The rumble began then, loud, louder than Tokyo, the buildings outside shaking violently. They shook violently. Newcombe pointed to the floor, at rats charging out of the walls.

“You can’t escape it even in the nice places!” he called over the clatter of breaking glass and crockery. Crane grabbed the bottle just as their table fell over.

“Bank accounts,” Newcombe said, his pad automatically entering his accounts.

“Charlestown account,” Crane said to his pad. “Accept ID funds transfer.”

The building swayed, the glass of their windows popping out to plummet thirty stories to the ground. Huge structures collapsed all around outside. The ocean was throbbing and churning in the distance. It was beautiful, exciting.

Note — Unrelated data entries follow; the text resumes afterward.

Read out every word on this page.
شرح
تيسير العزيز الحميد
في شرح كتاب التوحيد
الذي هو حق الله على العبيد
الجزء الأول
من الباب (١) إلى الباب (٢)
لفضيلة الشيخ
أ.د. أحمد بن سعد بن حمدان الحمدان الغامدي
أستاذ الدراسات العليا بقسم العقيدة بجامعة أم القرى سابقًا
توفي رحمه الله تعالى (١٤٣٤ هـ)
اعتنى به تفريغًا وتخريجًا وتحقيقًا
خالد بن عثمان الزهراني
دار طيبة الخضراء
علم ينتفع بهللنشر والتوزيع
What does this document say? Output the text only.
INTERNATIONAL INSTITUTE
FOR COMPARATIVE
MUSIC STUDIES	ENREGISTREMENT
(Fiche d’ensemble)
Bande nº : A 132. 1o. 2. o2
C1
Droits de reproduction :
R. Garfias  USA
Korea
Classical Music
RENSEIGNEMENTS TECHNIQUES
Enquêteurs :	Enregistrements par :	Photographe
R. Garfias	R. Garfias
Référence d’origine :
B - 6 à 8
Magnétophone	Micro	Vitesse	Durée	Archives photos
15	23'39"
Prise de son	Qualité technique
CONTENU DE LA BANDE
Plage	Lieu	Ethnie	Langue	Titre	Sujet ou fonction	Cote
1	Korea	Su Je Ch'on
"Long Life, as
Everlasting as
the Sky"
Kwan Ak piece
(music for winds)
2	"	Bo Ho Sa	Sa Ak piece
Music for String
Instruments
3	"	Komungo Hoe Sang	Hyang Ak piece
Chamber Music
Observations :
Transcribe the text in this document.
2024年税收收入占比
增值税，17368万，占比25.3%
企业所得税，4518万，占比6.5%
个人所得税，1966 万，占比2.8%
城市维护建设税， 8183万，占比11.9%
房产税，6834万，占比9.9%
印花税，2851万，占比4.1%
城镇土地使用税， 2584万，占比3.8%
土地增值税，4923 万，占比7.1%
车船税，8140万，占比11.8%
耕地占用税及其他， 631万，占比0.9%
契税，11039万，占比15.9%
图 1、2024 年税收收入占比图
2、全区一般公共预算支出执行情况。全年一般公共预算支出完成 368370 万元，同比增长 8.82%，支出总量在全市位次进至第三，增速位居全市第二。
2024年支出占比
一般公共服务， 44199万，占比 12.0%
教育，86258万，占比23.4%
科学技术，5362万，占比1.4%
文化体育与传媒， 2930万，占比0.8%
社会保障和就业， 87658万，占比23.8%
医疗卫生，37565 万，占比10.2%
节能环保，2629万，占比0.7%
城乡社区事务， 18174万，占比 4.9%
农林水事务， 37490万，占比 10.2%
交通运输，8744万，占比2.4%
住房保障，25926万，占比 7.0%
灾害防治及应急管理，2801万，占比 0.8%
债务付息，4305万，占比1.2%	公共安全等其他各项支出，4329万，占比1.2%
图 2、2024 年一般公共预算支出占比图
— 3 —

“Transfer all funds,” Newcombe said, both men reaching out to place their thumbprint on the other’s pad.

“Transactions complete,” the pad returned in both aurals.

“Good man,” Crane said, pulling out another chip. “Now, hurry, put this in your port.”

“What is it?”

“I’m going to copy your mind and put it into the computers. That chip is blank.”

“Give it to me!” Newcombe yelled. A chair hurtled past. Newcombe went down hard, but protected the Scotch in his hand. The EQ roared all around them.